For the leading term, though, it suffices to perform the change
of variables $y=x/\sqrt{n}$. For $y\geq 0$,
$(1+y/\sqrt{n})^n \exp(-y\sqrt{n})$ decreases to $\exp(-y^2/2)$ so by dominated convergence
we get
\begin{eqnarray*}\int_0^\infty \left(1+{x\over n}\right)^n \exp(-x)\,dx
&=& \sqrt{n} \int_0^\infty \left(1+{y\over \sqrt{n}}\right)^n \exp(-y\sqrt{n})\,dy\\[5pt]
&\approx& \sqrt{n} \int_0^\infty \exp(-y^2/2)\,dy\\[5pt] &=&\sqrt{\pi n/2},
\end{eqnarray*}
and
\begin{eqnarray*}\int_0^\infty 2x \left(1+{x\over n}\right)^n \exp(-x)\,dx &=& 2n \int_0^\infty y \left(1+{y\over \sqrt{n}}\right)^n \exp(-y\sqrt{n})\,dy\\[5pt]

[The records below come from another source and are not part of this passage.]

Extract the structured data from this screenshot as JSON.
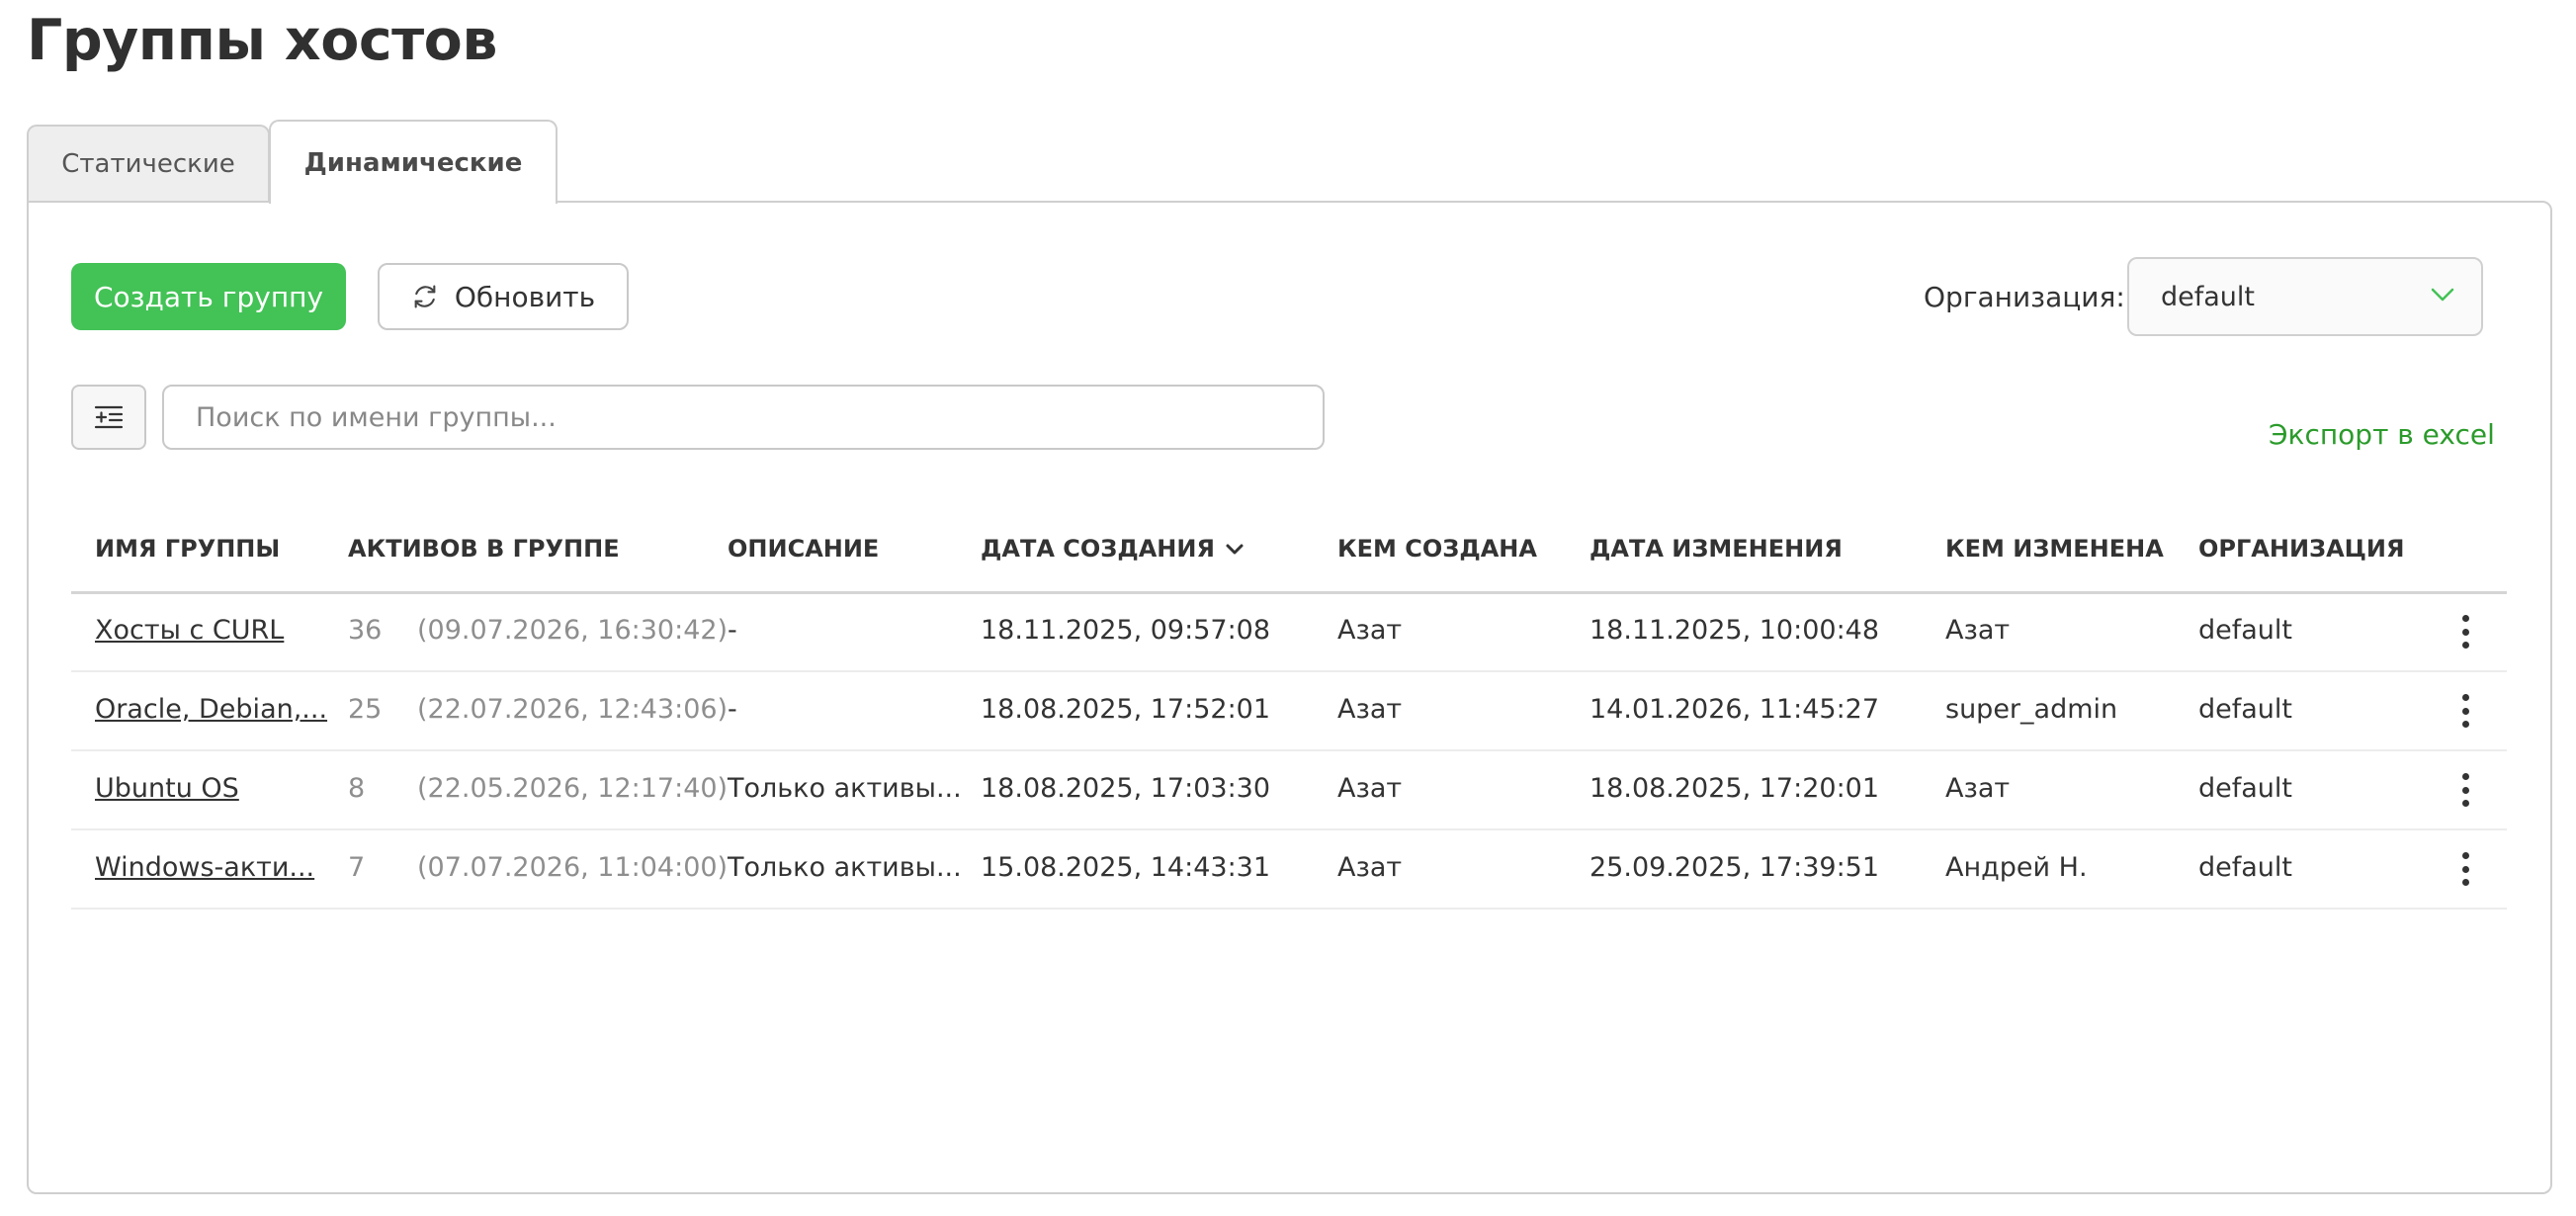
{
  "page": {
    "title": "Группы хостов"
  },
  "tabs": [
    {
      "label": "Статические",
      "active": false
    },
    {
      "label": "Динамические",
      "active": true
    }
  ],
  "toolbar": {
    "create_label": "Создать группу",
    "refresh_label": "Обновить",
    "org_label": "Организация:",
    "org_value": "default",
    "search_placeholder": "Поиск по имени группы...",
    "export_label": "Экспорт в excel"
  },
  "table": {
    "columns": [
      "ИМЯ ГРУППЫ",
      "АКТИВОВ В ГРУППЕ",
      "ОПИСАНИЕ",
      "ДАТА СОЗДАНИЯ",
      "КЕМ СОЗДАНА",
      "ДАТА ИЗМЕНЕНИЯ",
      "КЕМ ИЗМЕНЕНА",
      "ОРГАНИЗАЦИЯ"
    ],
    "rows": [
      {
        "name": "Хосты с CURL",
        "count": "36",
        "count_date": "(09.07.2026, 16:30:42)",
        "description": "-",
        "created": "18.11.2025, 09:57:08",
        "created_by": "Азат",
        "modified": "18.11.2025, 10:00:48",
        "modified_by": "Азат",
        "org": "default"
      },
      {
        "name": "Oracle, Debian,...",
        "count": "25",
        "count_date": "(22.07.2026, 12:43:06)",
        "description": "-",
        "created": "18.08.2025, 17:52:01",
        "created_by": "Азат",
        "modified": "14.01.2026, 11:45:27",
        "modified_by": "super_admin",
        "org": "default"
      },
      {
        "name": "Ubuntu OS",
        "count": "8",
        "count_date": "(22.05.2026, 12:17:40)",
        "description": "Только активы...",
        "created": "18.08.2025, 17:03:30",
        "created_by": "Азат",
        "modified": "18.08.2025, 17:20:01",
        "modified_by": "Азат",
        "org": "default"
      },
      {
        "name": "Windows-акти...",
        "count": "7",
        "count_date": "(07.07.2026, 11:04:00)",
        "description": "Только активы...",
        "created": "15.08.2025, 14:43:31",
        "created_by": "Азат",
        "modified": "25.09.2025, 17:39:51",
        "modified_by": "Андрей Н.",
        "org": "default"
      }
    ]
  },
  "colors": {
    "accent": "#43c256",
    "export_link": "#2b9b2b"
  }
}
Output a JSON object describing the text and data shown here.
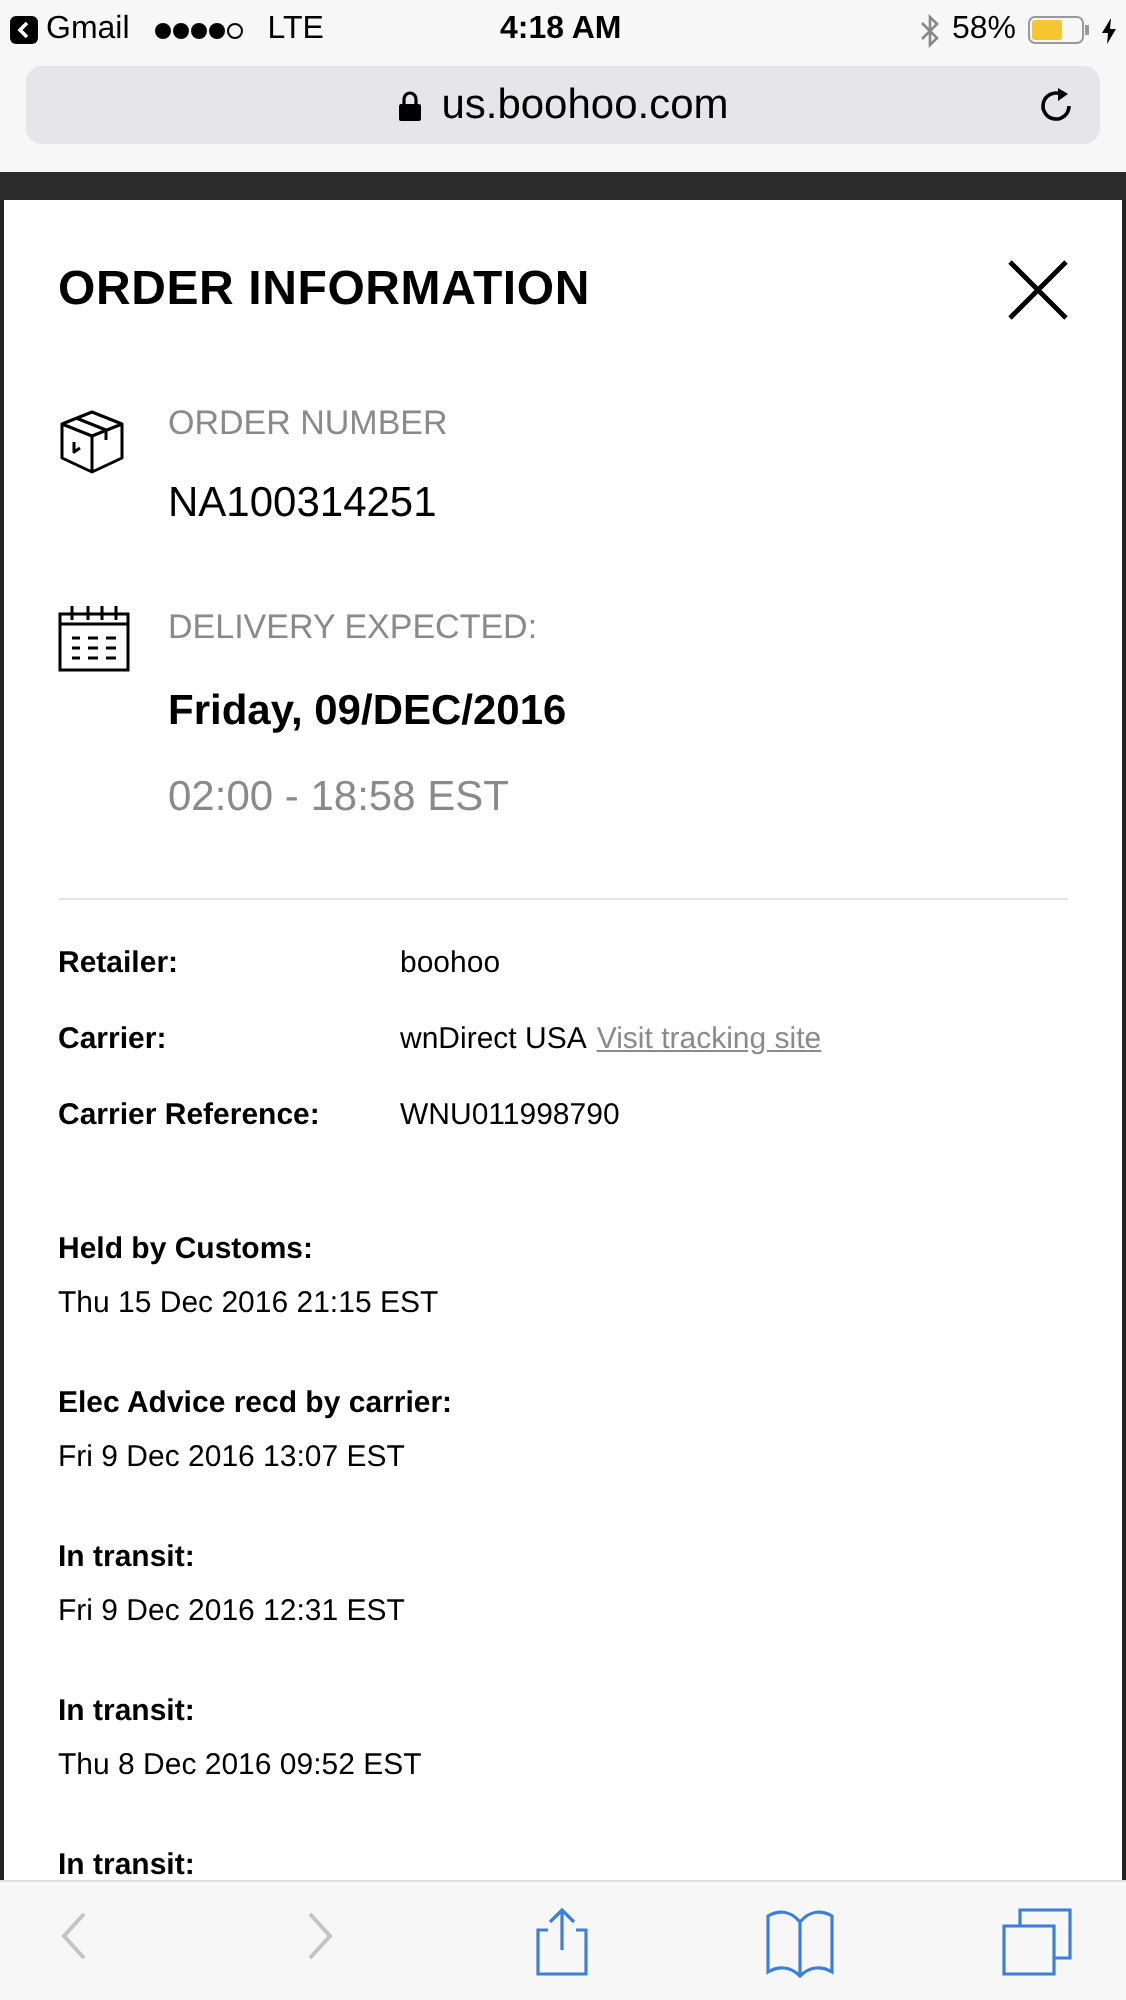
{
  "status_bar": {
    "back_app": "Gmail",
    "carrier": "LTE",
    "time": "4:18 AM",
    "battery": "58%"
  },
  "address_bar": {
    "url": "us.boohoo.com"
  },
  "modal": {
    "title": "ORDER INFORMATION",
    "order": {
      "label": "ORDER NUMBER",
      "value": "NA100314251"
    },
    "delivery": {
      "label": "DELIVERY EXPECTED:",
      "date": "Friday, 09/DEC/2016",
      "window": "02:00 - 18:58 EST"
    },
    "details": [
      {
        "label": "Retailer:",
        "value": "boohoo"
      },
      {
        "label": "Carrier:",
        "value": "wnDirect USA",
        "link": "Visit tracking site"
      },
      {
        "label": "Carrier Reference:",
        "value": "WNU011998790"
      }
    ],
    "events": [
      {
        "status": "Held by Customs:",
        "time": "Thu 15 Dec 2016 21:15 EST"
      },
      {
        "status": "Elec Advice recd by carrier:",
        "time": "Fri 9 Dec 2016 13:07 EST"
      },
      {
        "status": "In transit:",
        "time": "Fri 9 Dec 2016 12:31 EST"
      },
      {
        "status": "In transit:",
        "time": "Thu 8 Dec 2016 09:52 EST"
      },
      {
        "status": "In transit:"
      }
    ]
  },
  "toolbar": [
    {
      "kind": "back",
      "disabled": true
    },
    {
      "kind": "forward",
      "disabled": true
    },
    {
      "kind": "share",
      "disabled": false
    },
    {
      "kind": "bookmarks",
      "disabled": false
    },
    {
      "kind": "tabs",
      "disabled": false
    }
  ]
}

&\approx& 2n \int_0^\infty y\exp(-y^2/2)\,dy\\[5pt] &=& 2n.\end{eqnarray*}
Another addition
Checking that it works:
Using the fact that $\int_0^\infty x^j e^{-x}\,dx=j!$ for all non-negative integers $j$, we get
\begin{eqnarray*}
\int_0^\infty\left(1+{x\over n}\right)^n e^{-x}\,dx
&=& \int_0^\infty \sum_{\ell\geq 0} {n\choose \ell} \left({x\over n}\right)^j e^{-x}\,dx \\[5pt]
&=& \sum_{\ell\geq 0} {n\choose \ell} {j!\over n^j} \\[5pt]
&=& \sum_{\ell\geq 0} {n \over n} {n-1\over n} \cdots {n-\ell+1\over n} \\[5pt]
&=& \sum_{\ell\geq 0} \mathbb{P}(X>\ell) \\[5pt]
&=&\mathbb{E}(X).
\end{eqnarray*}
You should also look at Example II.10 (page 114) in
Analytic Combinatorics by Philippe Flajolet and Robert Sedgewick,
freely available here: http://algo.inria.fr/flajolet/Publications/books.html
How they came up with it:
We embed our sampling problem into continuous time as follows.
Let $(N_j(t))_{j=1}^n$ be $n$ independent Poisson processes with rate $1/n$, each one representing a
particular birthday. The first time $T_j$ when the $j$th process has its second event, we have observed
two people with birthday $j$. As the sum of two independent exponential random variables, $T_j$ has a
gamma distribution with density $xe^{-x/n}/n^2$ so $$\mathbb{P}(T_j>x)=\left({1+{x\over n}}\right) e^{-x/n}.\tag1$$
We are interested in the expected value of $T:=\min_j T_j$, the time of the first repeated birthday.
From (1) we obtain $$\mathbb{P}(T>x)=\left({1+{x\over n}}\right)^n e^{-x},\tag2$$
and hence $$\mathbb{E}(T)=\int_0^\infty \left({1+{x\over n}}\right)^n e^{-x}\,dx.$$
Now how does this compare with the discrete time version? Well, we can superpose all these Poisson
processes $(N_j(t))_{j=1}^n$ into a single Poisson process with rate $\sum_{j=1}^n 1/n=1$.
Looking only at the types of events, and ignoring the time between them we recover our discrete time sampling
process. In particular, we get $T=\sum_{i=1}^X Y_i$ where $Y_i$ are i.i.d. exponential(1) random variables and
$X$ is the first time to get a repeated birthday under discrete time sampling. The $Y_i$'s and $X$ are independent,
so by Wald's identity we have $\mathbb{E}(T)=\mathbb{E}(X)\,\mathbb{E}(Y)= \mathbb{E}(X).$
An analysis of the higher moments gives $\mathbb{E}(T^j)= \mathbb{E}(X(X+1)\cdots (X+j-1))$ for all integers $j\geq 0$.